On one cold February day in 1997, a furious man stared daggers across a chessboard at a large metal box. He looked down, desperately searching for an option that lead away from the conclusion he saw on the board. His search fell flat. The man resigned, and stormed away from the innocuous metallic box that had stolen the victory he had so assuredly expected.

The man’s name was Gary Kasparov, and he would go down in history as the Grandmaster who was soundly defeated at his passion by a supercomputer.

For some doctors today, Kasparov’s losing struggle against his AI opponent hits a little too close to home in light of the recent innovations in medical technology. Diagnostic tools such as IBM Watson and Isabel are making considerable waves in the medical community for their abilities to process and analyze incredible quantities of information. Some prominent members of the tech community even question whether the technology will one day render human doctors unnecessary.

Needless to say, that question comes uncomfortably close to pointing out the current crisis of confidence faced by doctors and patients alike.

As a cloud-integrated software, Watson can sift through databases of medical papers, patient files, and even textbooks for relevant information; a search through millions of pages, processed in a matter of seconds. The software even delivers suggestions for a differential diagnosis with conditions listed in order of probability along with their recommended treatments.

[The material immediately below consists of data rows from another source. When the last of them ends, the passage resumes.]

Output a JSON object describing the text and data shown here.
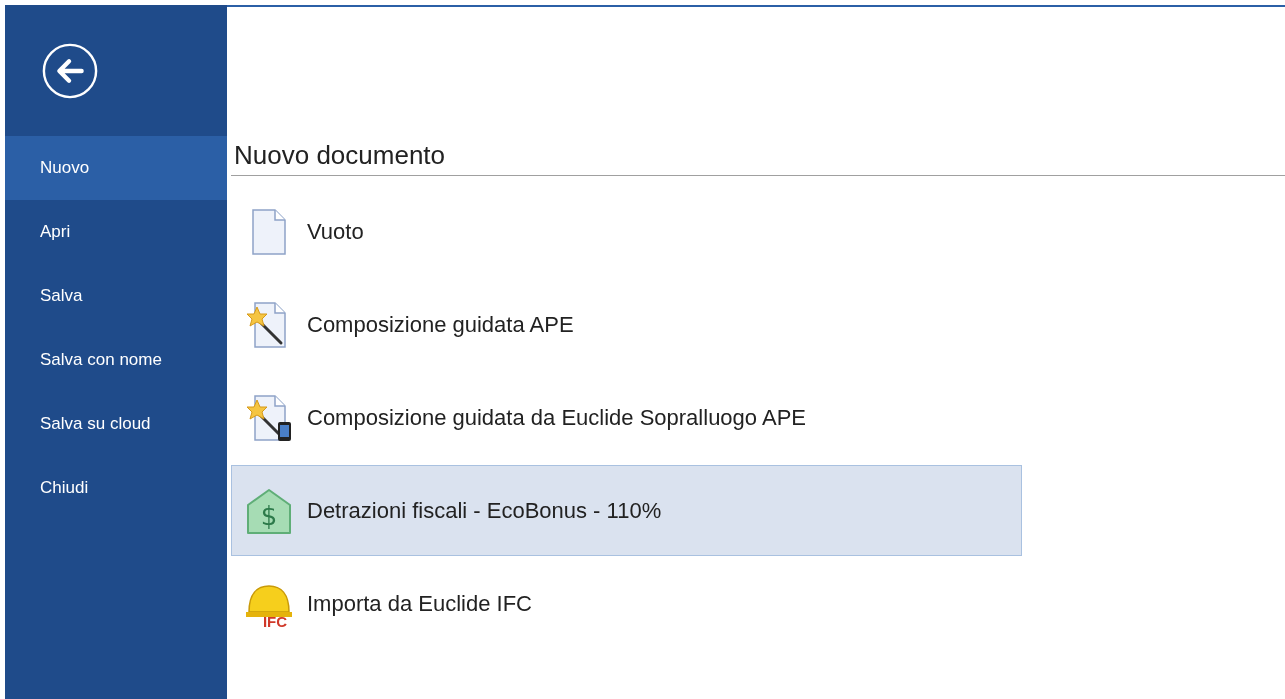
{
  "sidebar": {
    "items": [
      {
        "label": "Nuovo",
        "selected": true
      },
      {
        "label": "Apri",
        "selected": false
      },
      {
        "label": "Salva",
        "selected": false
      },
      {
        "label": "Salva con nome",
        "selected": false
      },
      {
        "label": "Salva su cloud",
        "selected": false
      },
      {
        "label": "Chiudi",
        "selected": false
      }
    ]
  },
  "main": {
    "title": "Nuovo documento",
    "items": [
      {
        "kind": "blank",
        "label": "Vuoto",
        "selected": false
      },
      {
        "kind": "wizard",
        "label": "Composizione guidata APE",
        "selected": false
      },
      {
        "kind": "wizard-mobile",
        "label": "Composizione guidata da Euclide Sopralluogo APE",
        "selected": false
      },
      {
        "kind": "house",
        "label": "Detrazioni fiscali - EcoBonus - 110%",
        "icon_text": "$",
        "selected": true
      },
      {
        "kind": "helmet",
        "label": "Importa da Euclide IFC",
        "icon_text": "IFC",
        "selected": false
      }
    ]
  }
}
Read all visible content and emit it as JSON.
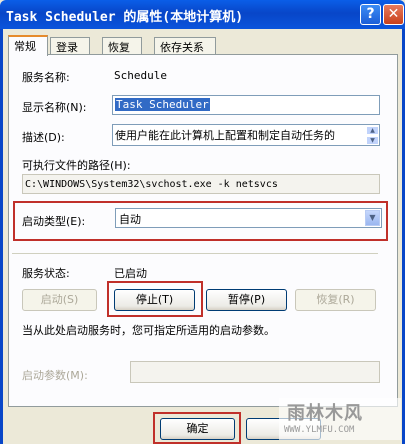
{
  "window": {
    "title": "Task Scheduler 的属性(本地计算机)",
    "help_glyph": "?",
    "close_glyph": "✕"
  },
  "tabs": [
    {
      "label": "常规",
      "active": true
    },
    {
      "label": "登录",
      "active": false
    },
    {
      "label": "恢复",
      "active": false
    },
    {
      "label": "依存关系",
      "active": false
    }
  ],
  "general": {
    "service_name_label": "服务名称:",
    "service_name": "Schedule",
    "display_name_label": "显示名称(N):",
    "display_name": "Task Scheduler",
    "description_label": "描述(D):",
    "description": "使用户能在此计算机上配置和制定自动任务的",
    "exe_path_label": "可执行文件的路径(H):",
    "exe_path": "C:\\WINDOWS\\System32\\svchost.exe -k netsvcs",
    "startup_type_label": "启动类型(E):",
    "startup_type": "自动",
    "service_status_label": "服务状态:",
    "service_status": "已启动",
    "hint": "当从此处启动服务时，您可指定所适用的启动参数。",
    "start_params_label": "启动参数(M):",
    "start_params": ""
  },
  "buttons": {
    "start": "启动(S)",
    "stop": "停止(T)",
    "pause": "暂停(P)",
    "resume": "恢复(R)",
    "ok": "确定"
  },
  "watermark": {
    "top": "雨林木风",
    "bottom": "WWW.YLMFU.COM"
  },
  "colors": {
    "titlebar": "#0a54dc",
    "highlight_box": "#c0302a",
    "selection": "#316ac5"
  }
}
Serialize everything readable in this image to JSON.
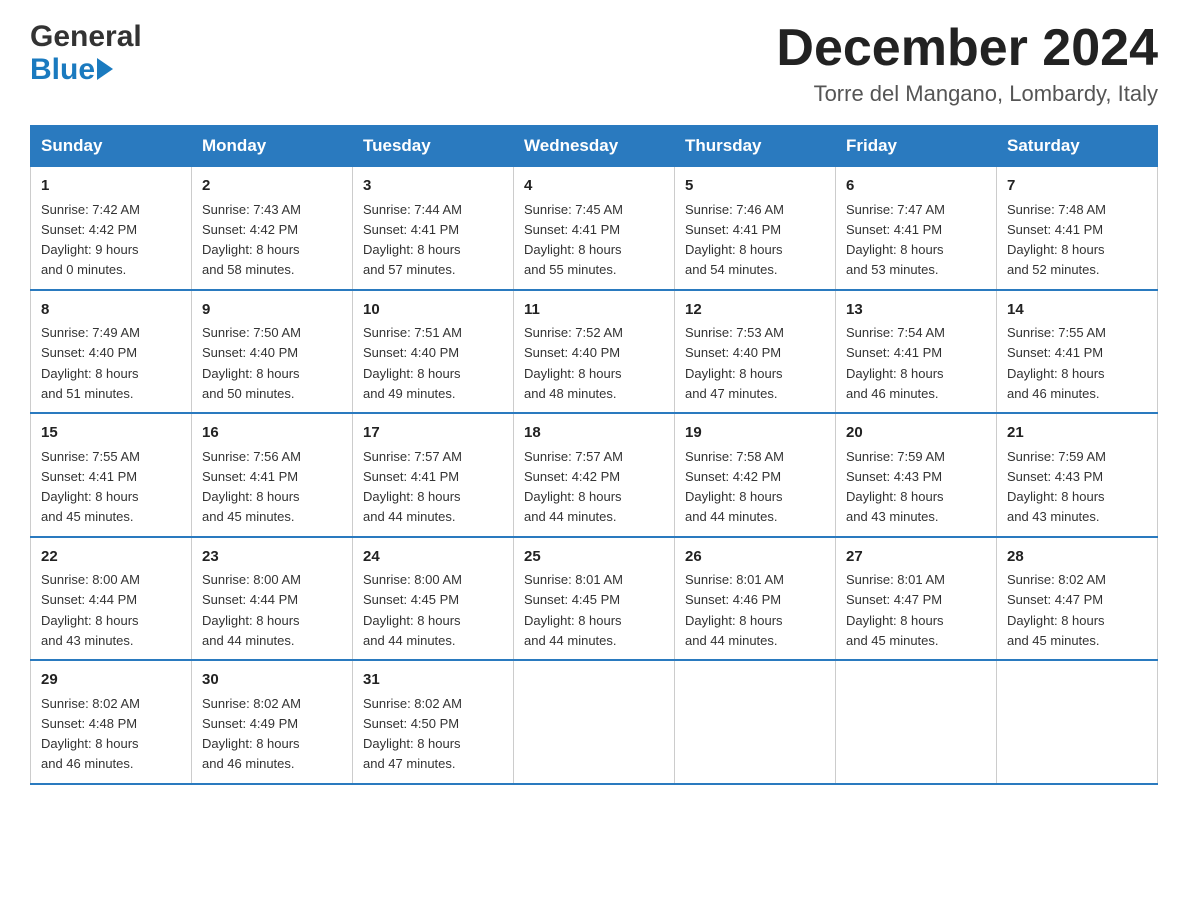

In the end, though, human doctors are charged with providing care to the patient. Watson is a tool – an invaluable one – but as I’ve written before, the software’s ability to crunch numbers and assess probabilities cannot replace a doctor’s years of experience, perception, and thoughtful decision-making. However, a doctor who utilizes Watson as a resource has the potential for tremendous success as a diagnostician.

Oddly, that potential doesn’t seem to have taken root in practice. According to Dr. Edward Hoffer, a scientist who helped create Watson’s precursor, Dxplain, cited reluctant doctors as the primary obstacle to bringing supplementary software into common practice. Their rejection was so complete that hospitals abandoned Hoffer’s technology despite seeing success during trials. Hoffer further suggested that the unenthused doctors felt the technology was unnecessary, and that they could perform just as well without the aid.

It is worth noting that the narrative surrounding aids such as Watson has been hostile to doctors. When overly enthusiastic members of the tech community describe Watson as the first step towards AI doctors, human physicians shut down. Instead of becoming an invaluable tool in a human-tech partnership, Watson becomes recontextualized as a threat to a doctor’s livelihood.

The narrative needs to be changed. Supplementary technologies such as Watson have been shown to lower misdiagnosis rates, and would undoubtedly make a positive change if widely accepted. If doctors see Watson as a tool, rather than as a threat to their authority or experience, they will likely be more open to using it; thus, proponents of the software and hospital administrators alike must work together to properly contextualize the technology.

On the other side of the issue, patients may have too little confidence in their physician’s skills, and too much in technology. A study brought to the 2017 Pediatric Academic Societies found that when given online information that seems to contradict a doctor’s diagnosis of their child’s ailment, parents were more likely to doubt the doctor and ask for a second opinion. Additionally, a study  published in the Journal of Medical Internet Research in 2015 found that patients are more likely to “prefer new technologies for a diagnosis” than their doctors.

Given our current Internet-savvy culture, more and more patients are likely to turn to WebMD and Google for a diagnosis before coming to a doctor. Therefore, more patients are likely to distrust or challenge their doctor’s findings.

This is troubling, because trust is everything for a doctor. Patients are more likely follow care directions from physicians they trust, and self-diagnosis apps undermine a doctor’s authority. By extension, self-diagnosis apps inadvertently harm long-term care plans by sabotaging a patient’s belief in their doctor’s ability.

Doctors and patients alike face a crisis of confidence about the human capability for healing others. Hesitant to trust overhyped technology, doctors turn away needed supplementary resources such as Watson while patients trust faulty apps over their trained physicians. Neither side stands on steady ground.

Progress needs to be made in the medical community, and the way forward will require a willing and thoughtful partnership between doctors, patients, and technology. Paired, human doctors and innovative technology have the potential to provide a greater quality of care to patients – and to bring the two together, the narrative surrounding medical technology has to change. So long as supplementary tools such as Watson are viewed as replacements for rather than aids to doctors, the medical community will be slow to accept common use. Similarly, real-world work has to be done to regain patient trust and educate patients on the dangers of relying on incomplete online diagnoses.

Neither patients nor their doctors are wrong in their respective trust and distrust of technology – but a balance must be found. True progress comes when human experience and technological innovation come together in the pursuit for improving medical care.